Le meditazione riusciva sempre ad aiutarlo.
Se ne stava a gambe incrociate, la schiena dritta e gli occhi chiusi. Doveva distaccarsi dal corpo e librarsi nell'aria in cerca di tranquillità.
Lupi mannari.
Licantropi.
Mostri.
Insomma, Quentin credeva nel Karma, nella reincarnazione e nei viaggi astrali, ma credeva ai mostri dei film? In una situazione normale avrebbe risposto prontamente che no, non credeva a questo genere di cose.
Ma in quel momento, dopo aver passato una notte senza sonno, dopo aver visto una bellissima donna trasformarsi in un lupo grande e bianco, poteva affermare con forza che credeva, ci credeva più che mai.
Adesso conosceva il motivo della sua prigionia, sapeva che sua nipote era sana e salva, ma che camminava liberamente nei boschi con i lupi.

«Che situazione...» sbuffò tenendo ancora gli occhi chiusi.
I suoi pensieri tornarono ad Elisabeth; era stata così gentile e buona. Si ritrovò ad avere paura per lei, sapeva che quell'uomo, quell'Alastair era un disgustoso...
«Pezzo di merda!» esclamò dal nulla Quentin.
Aprì gli occhi, la tranquillità era andata a farsi benedire. Non ne poteva più di stare fermo in pochi metri quadrati. Voleva uscire e spaccare la faccia del secondo classificato della sua personale lista di pezzi di merda: Patrik.
Si alzò in piedi, percorrendo il perimetro della stanza, lanciando occhiate di fuoco  verso le sbarre solide che lo tenevano prigioniero.
«Meditazione, Quentin, meditazione!» così dicendo sospirò, cercando di ritrovare la calma.
Il rumore ormai familiare dello sferragliare di chiavi lo fece fremere. Che avessero intenzione di liberarlo?
Il solito energumeno che portava ogni giorno acqua e cibo, apparve di fronte alla sua cella.
«Il capo vuole vederti» borbottò armeggiando con la serratura.
«Mi lasceranno andare?» chiese lui rimanendo immobile. L'altro grugnì. «No»

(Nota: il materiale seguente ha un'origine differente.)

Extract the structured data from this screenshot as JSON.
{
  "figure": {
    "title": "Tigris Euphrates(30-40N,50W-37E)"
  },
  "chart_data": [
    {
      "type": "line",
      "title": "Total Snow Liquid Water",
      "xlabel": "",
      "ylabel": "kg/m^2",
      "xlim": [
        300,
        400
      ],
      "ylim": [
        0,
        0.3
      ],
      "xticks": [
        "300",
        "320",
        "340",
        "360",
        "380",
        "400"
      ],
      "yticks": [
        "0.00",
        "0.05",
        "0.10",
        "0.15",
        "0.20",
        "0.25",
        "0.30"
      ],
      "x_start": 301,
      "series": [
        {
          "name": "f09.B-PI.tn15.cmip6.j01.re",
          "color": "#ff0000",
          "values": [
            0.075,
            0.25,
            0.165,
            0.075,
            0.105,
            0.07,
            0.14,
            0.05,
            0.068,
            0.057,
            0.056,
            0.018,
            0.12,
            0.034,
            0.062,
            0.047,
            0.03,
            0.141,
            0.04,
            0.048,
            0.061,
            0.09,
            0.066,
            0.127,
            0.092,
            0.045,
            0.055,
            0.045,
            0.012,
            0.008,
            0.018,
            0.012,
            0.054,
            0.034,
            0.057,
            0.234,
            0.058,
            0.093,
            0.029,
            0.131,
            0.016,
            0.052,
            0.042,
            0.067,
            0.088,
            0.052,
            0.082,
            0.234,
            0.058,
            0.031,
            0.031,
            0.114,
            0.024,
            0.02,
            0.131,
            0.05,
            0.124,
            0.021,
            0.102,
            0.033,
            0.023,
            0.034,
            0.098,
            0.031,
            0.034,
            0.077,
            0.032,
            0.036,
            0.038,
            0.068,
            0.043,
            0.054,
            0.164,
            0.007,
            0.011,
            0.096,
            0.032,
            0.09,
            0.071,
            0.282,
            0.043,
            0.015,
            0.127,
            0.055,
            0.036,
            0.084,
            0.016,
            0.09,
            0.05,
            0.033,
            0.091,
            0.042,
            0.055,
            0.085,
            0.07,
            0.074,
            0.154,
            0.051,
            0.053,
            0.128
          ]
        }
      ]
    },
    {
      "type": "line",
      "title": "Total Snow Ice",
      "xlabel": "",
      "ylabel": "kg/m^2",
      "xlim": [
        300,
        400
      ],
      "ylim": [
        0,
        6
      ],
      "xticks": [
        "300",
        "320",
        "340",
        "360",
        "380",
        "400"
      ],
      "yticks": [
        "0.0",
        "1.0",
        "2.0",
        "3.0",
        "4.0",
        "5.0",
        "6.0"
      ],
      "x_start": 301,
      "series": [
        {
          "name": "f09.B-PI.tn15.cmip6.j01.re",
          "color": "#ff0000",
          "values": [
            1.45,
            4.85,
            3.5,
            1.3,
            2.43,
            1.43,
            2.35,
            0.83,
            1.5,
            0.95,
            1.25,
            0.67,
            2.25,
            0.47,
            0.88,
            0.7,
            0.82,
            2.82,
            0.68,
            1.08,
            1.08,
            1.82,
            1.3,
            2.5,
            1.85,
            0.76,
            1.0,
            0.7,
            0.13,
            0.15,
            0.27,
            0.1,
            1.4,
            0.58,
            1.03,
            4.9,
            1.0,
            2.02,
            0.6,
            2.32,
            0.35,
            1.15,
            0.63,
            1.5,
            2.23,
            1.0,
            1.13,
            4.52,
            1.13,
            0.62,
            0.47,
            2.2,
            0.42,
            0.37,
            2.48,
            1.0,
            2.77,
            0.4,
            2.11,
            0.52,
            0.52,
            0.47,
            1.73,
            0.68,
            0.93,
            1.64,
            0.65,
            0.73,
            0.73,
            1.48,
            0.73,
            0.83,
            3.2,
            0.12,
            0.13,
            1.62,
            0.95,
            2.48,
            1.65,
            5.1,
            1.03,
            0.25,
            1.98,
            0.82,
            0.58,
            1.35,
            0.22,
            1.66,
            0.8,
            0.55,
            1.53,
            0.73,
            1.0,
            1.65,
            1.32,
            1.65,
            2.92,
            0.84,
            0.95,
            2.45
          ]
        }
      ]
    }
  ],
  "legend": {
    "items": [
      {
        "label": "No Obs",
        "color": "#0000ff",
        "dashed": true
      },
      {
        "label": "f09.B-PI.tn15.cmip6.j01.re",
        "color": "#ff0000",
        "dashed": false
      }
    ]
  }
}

Quentin raccolse dentro di sé ogni briciolo di forza e lucidità rimasta. Quando l'uomo fu abbastanza vicino sferrò uno dei suoi attacchi del krav maga.
Un colpo secco e preciso sulla nuca.
Il Rosso non ebbe neanche il tempo di accorgersene, cadde a terra come un sacco vuoto.
«Vedi cosa succede a far incazzare un pacifista?» sussurrò Quentin prendendo le chiavi cadute a terra e uscendo dalla cella. «Adesso te ne starai dentro» chiuse l'inferriata con un colpo secco.